For expert advice, let’s turn to Dr. Robert Scaer, MD, author of “The Body Bears the Burden: Trauma, Dissociation, and Disease.” I have no difficulty finding evidence of his qualifications to speak about trauma – Dr. Scaer is a neurologist and psychiatrist who has done a great deal of research into the kindling effect of multiple traumatic experiences on psychological and physical health (See this article, “One, Two, Three Strikes – You’re Out!” for a description of kindling theory). It is evident that a history of trauma weakens our defenses against developing PTSD. For example, studies show a higher incidence of PTSD among combat veterans with a history of trauma; past experiences, and our subjective understanding of them, contribute to the way we deal with current stressors. As Dr. Scaer notes, “The female victim of incest or rape predictably might develop acute PTSD after an experience of transient fondling on a crowded bus, whereas a previously nontraumatized female might respond with anger and fear, but not dissociation,” (Scaer, p. 129).

But the Guttmacher authors grudgingly admit to the correlation between traumatic history and psychological problems before and after abortion: “Certain factors are more common among women with a history of unwanted pregnancy and abortion than among other women, and health outcomes that might be more common among women with a history of abortion may be the result of these unmeasured factors that preceded the abortion. For example, a history of childhood sexual abuse, emotional problems, intimate partner violence or high levels of stress may be more common among women who have unintended pregnancies (and thus abortions), and may also lead to later psychological problems,” (p. 23, inset).

So, women with a history of trauma, particularly in childhood, may be at a higher risk for psychological problems after abortion, but not necessarily as a direct result of their abortions; instead, the Guttmacher authors tell us that the abortion added fuel, or kindling, to the fire, and these problems are appropriately associated with a series of traumatizing events. It isn’t exactly a causal relationship, but then, “….people are primed to respond to a variety of stressful events based on a myriad of predisposing factors. What may produce surprise and perhaps consternation in one individual may induce shock and dissociation in another. The potential for an event to be traumatizing depends in part on the meaning of the event to the person experiencing it,” (Scaer, p. 132). Prior traumas are part of our medical history, and "studies of PTSD and other psychiatric disorders implicate the patient’s past emotional health in the development of these disorders,” (Scaer, p. 147).

To blame the occurrence of PTSD after abortion on a history of psychological, emotional, and/or social problems does not refute the possibility of its developing after abortion and as a result of abortion(note that the report does not state that it is impossible for abortion to be interpreted as a potentially traumatizing event); indeed, the Guttmacher authors are giving us evidence to support the relationship between PTSD and abortion, even if that relationship cannot be strictly defined as causal, because they are telling us that women with a history of trauma more often seek abortions than those without that history, and they confirm that this history predisposes women to develop psychopathology after (additionally, in telling us that many women who seek abortion have preexisting psychological and/or social problems, they are calling into question whether the act of seeking an abortion is intrinsically a choice made by women in their "right" minds).

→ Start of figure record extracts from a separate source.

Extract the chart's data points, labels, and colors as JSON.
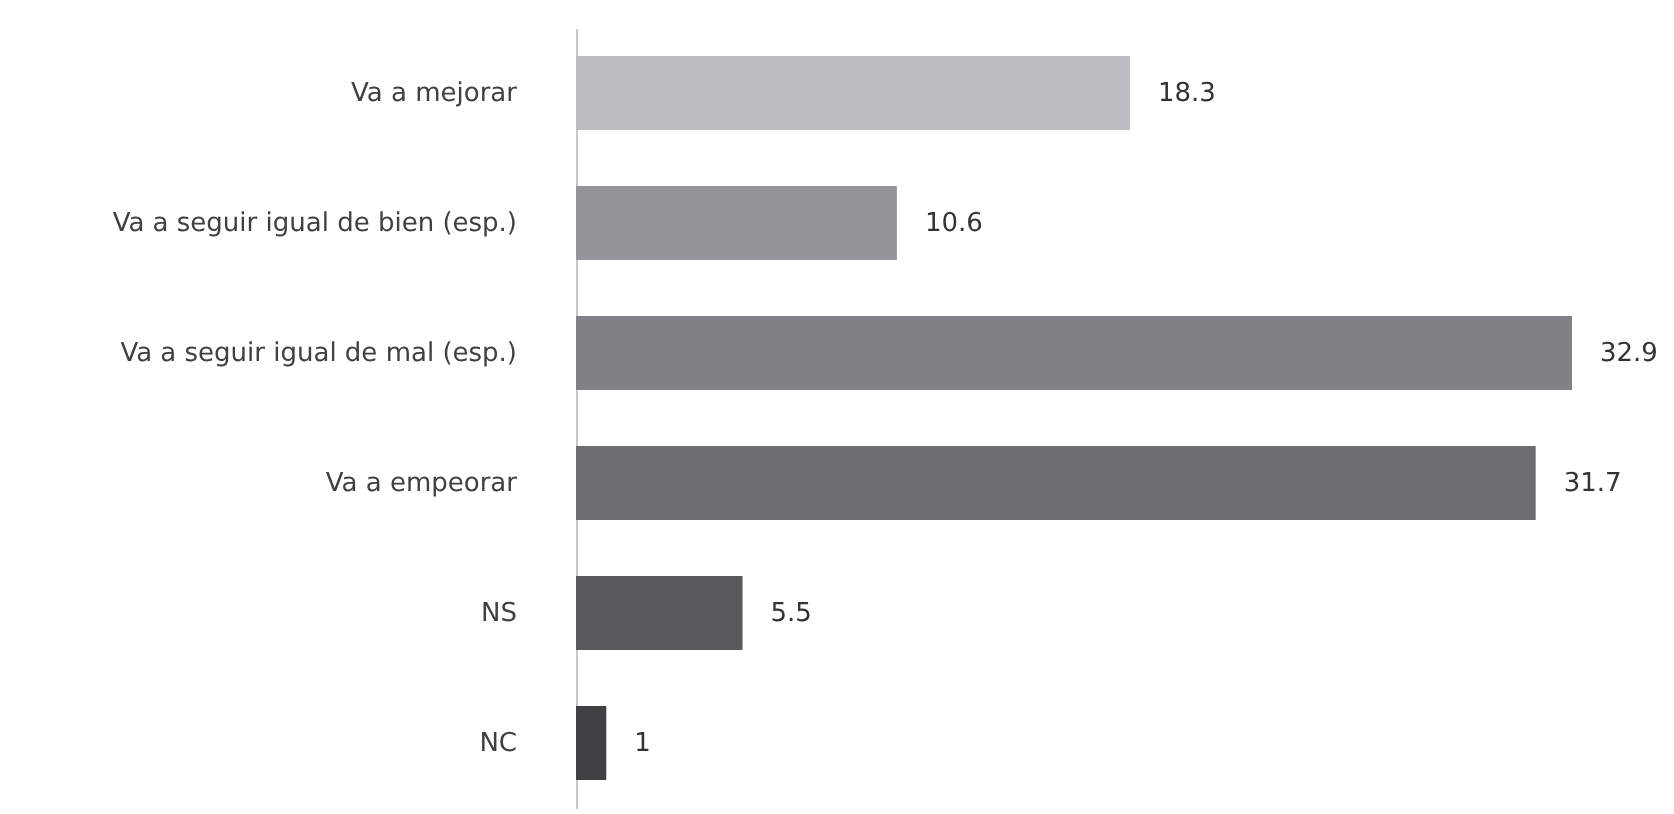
{
  "chart_data": {
    "type": "bar",
    "orientation": "horizontal",
    "categories": [
      "Va a mejorar",
      "Va a seguir igual de bien (esp.)",
      "Va a seguir igual de mal (esp.)",
      "Va a empeorar",
      "NS",
      "NC"
    ],
    "values": [
      18.3,
      10.6,
      32.9,
      31.7,
      5.5,
      1
    ],
    "colors": [
      "#bcbdc0",
      "#939598",
      "#808285",
      "#6d6e71",
      "#58595b",
      "#414042"
    ],
    "data_labels": true
  }
}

But they do so in a way that suggests we should ignore the medical history of women who seek abortions, which suggests that they are unconcerned with the consequences of adding burdens to those who have already been traumatized. They blame the victims for having preexisting conditions which they would like to ignore. But as Dr. Scaer cautions, “It certainly behooves us as the caregivers and healers who attempt to lessen the ravages of unresolved trauma not to contribute to its effects through procedures, institutions, traditions, and behaviors that unknowingly serve to initiate or perpetuate trauma,” (Scaer, p. 156).